Patricia Yarberry Allen, M.D. is a Gynecologist, Director of the New York Menopause Center, Clinical Assistant Professor of Obstetrics and Gynecology at Weill Cornell Medical College, and Assistant Attending Obstetrician and Gynecologist at New York-Presbyterian Hospital. She is a board certified fellow of the American College of Obstetrics and Gynecology. Dr. Allen is also a member of the Faculty Advisory Board and the Women’s Health Director of The Weill Cornell Community Clinic (WCCC). Dr. Allen was the recipient of the 2014 American Medical Women’s Association Presidential Award.

By Dr. Patricia Yarberry Allen


This weekend I sat in an airport in a terry bathrobe eating an entire box of Moonpies.

Ok, I’m ahead of myself. Let’s back up.

When I travel by air these days, I often feel like I am taking the journey imposed on the family of a dying woman in Faulkner’s “As I Lay Dying”.  She got back her own from a dreadful family that had used her up by forcing a death bed commitment from them to take her body back to be buried with “her people”.  This journey involved wagons and mules and, of course, a corpse in a pine box that had to be transported up and down tracks and mountain paths through ravines and across creeks and rivers.

When my husband and I go home to Kentucky we fly into Nashville since there are more direct flights there than into the airport in Louisville.  The flight home was uneventful this weekend, and miraculously, we arrived on time.  After the easy two hour drive home –“ Hey, we just passed Crazy Charley’s that place we bought firecrackers and brought them across the Kentucky border illegally with the boys, remember that?” –  we crossed the Tennessee/Kentucky line and knew by topography that we were in the homestretch after we speed past the National Corvette Museum in Bowling Green.

Our time at home was wonderful with everyone there but a brother and his family who could not make it from Texas.  Real food from family gardens, wonderful memories shared, a day on the lake with a brother and his girl and their flotilla of summer friends, marvelous time with mother who at 89 still knows exactly what she wants. And part of that is that she wants those of us who live away to come home now!
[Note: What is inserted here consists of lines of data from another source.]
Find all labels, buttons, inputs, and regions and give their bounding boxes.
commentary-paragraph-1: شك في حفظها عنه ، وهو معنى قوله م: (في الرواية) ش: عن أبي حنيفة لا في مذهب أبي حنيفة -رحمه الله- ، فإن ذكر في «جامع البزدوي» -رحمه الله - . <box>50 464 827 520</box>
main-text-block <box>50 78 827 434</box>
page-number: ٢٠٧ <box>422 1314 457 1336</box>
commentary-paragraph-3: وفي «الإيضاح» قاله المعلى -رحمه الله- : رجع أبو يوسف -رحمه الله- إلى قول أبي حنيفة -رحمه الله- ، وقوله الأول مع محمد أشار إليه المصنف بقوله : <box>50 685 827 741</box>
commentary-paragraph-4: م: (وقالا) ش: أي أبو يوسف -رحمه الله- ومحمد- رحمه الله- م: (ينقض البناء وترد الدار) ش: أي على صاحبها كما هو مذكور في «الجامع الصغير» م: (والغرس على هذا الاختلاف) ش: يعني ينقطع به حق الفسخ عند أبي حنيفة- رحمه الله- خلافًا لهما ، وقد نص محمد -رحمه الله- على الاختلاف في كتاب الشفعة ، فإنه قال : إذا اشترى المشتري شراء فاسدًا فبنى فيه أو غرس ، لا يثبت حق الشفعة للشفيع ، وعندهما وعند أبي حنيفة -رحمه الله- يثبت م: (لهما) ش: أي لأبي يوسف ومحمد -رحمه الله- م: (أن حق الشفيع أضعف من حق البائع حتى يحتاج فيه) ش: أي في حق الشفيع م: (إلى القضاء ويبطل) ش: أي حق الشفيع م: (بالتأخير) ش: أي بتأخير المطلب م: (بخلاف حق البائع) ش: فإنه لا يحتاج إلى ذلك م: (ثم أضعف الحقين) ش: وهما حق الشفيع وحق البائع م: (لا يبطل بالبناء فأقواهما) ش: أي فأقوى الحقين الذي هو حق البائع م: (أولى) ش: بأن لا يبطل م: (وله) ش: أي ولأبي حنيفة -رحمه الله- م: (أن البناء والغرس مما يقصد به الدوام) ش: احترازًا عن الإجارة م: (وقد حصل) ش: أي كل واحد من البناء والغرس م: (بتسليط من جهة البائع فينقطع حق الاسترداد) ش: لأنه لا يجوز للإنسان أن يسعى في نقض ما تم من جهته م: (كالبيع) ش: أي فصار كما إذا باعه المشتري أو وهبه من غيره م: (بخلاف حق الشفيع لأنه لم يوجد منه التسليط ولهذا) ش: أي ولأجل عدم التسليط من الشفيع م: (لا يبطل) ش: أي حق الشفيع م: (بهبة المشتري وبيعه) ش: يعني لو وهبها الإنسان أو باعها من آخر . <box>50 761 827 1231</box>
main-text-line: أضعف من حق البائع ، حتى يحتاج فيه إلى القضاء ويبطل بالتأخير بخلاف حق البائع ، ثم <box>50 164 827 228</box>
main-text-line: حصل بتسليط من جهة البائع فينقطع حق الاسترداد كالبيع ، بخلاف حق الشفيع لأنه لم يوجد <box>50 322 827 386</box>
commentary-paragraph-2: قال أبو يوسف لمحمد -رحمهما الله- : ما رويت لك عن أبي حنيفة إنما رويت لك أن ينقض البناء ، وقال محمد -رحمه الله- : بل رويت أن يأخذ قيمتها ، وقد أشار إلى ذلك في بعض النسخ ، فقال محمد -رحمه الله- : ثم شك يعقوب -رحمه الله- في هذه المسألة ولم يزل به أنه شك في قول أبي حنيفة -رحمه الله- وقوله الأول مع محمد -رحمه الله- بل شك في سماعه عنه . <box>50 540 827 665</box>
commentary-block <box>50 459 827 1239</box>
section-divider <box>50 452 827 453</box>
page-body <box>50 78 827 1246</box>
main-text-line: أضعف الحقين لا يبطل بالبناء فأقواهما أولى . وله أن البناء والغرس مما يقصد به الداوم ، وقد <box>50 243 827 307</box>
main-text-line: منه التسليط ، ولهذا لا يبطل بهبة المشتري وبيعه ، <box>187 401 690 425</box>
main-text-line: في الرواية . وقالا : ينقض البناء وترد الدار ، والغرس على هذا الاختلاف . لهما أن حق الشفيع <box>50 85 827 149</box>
It gets harder to leave Kentucky each time because mother is now 89. The Husband reminds me of the joy of the weekend just shared and I re-adjust my emotional thermostat.  He also points out that the women in my mother’s family live long into their 90’s.  Aunt Lorena is 98; Aunt Buelah is 93. Aunt Nina is 91.

The trip back to New York began uneventfully.  It was a splendid sunny day for flying.  There were no clouds and no rumors of summer thunderstorms.  We arrived at the airport an hour before departure.  There were no glitches at check-in or through the now routine screening process. 

But we knew something was wrong when there was a mute gate agent at the counter 15 minutes before our expected departure.  There was an American Airlines plane at the gate; we could see it. But no luggage had been loaded.  And there were unusual vehicles around the plane.

The double talk began.  First something had to be checked but it would not be a problem.  Then 30 minutes after the plane should have departed, “some part of the plane has a malfunction” and there were no other flights direct or indirect for hours and hours.  The flight was not cancelled, just on hold for repairs. 

The temperature in the airport at our gate was truly below freezing and though I had a sweater, I was unprepared for hours in the cold.  I had had enough.  No food, no heat.  I went to the Nashville Airport memorabilia shop and bought a one size fits all maroon robe lined in terry cloth and a large box of MoonPies.

Now listen up. Moon Pies are largely unknown outside our region of the country and I had not eaten one for at least 30 years. But there I sat at Gate C2, wearing my new wooley robe, reading The Sunday New York Times and eating an entire box of Moon Pies. Honey, I was the living breathing definition of a woman who had nothing left to lose. Other travelers actually moved several seats away.

Two hours later American Airlines had replaced/repaired (no one was quite sure) some critical part and we finally left for New York. I gained 2000 calories and lost a day.  No wonder fewer people are flying.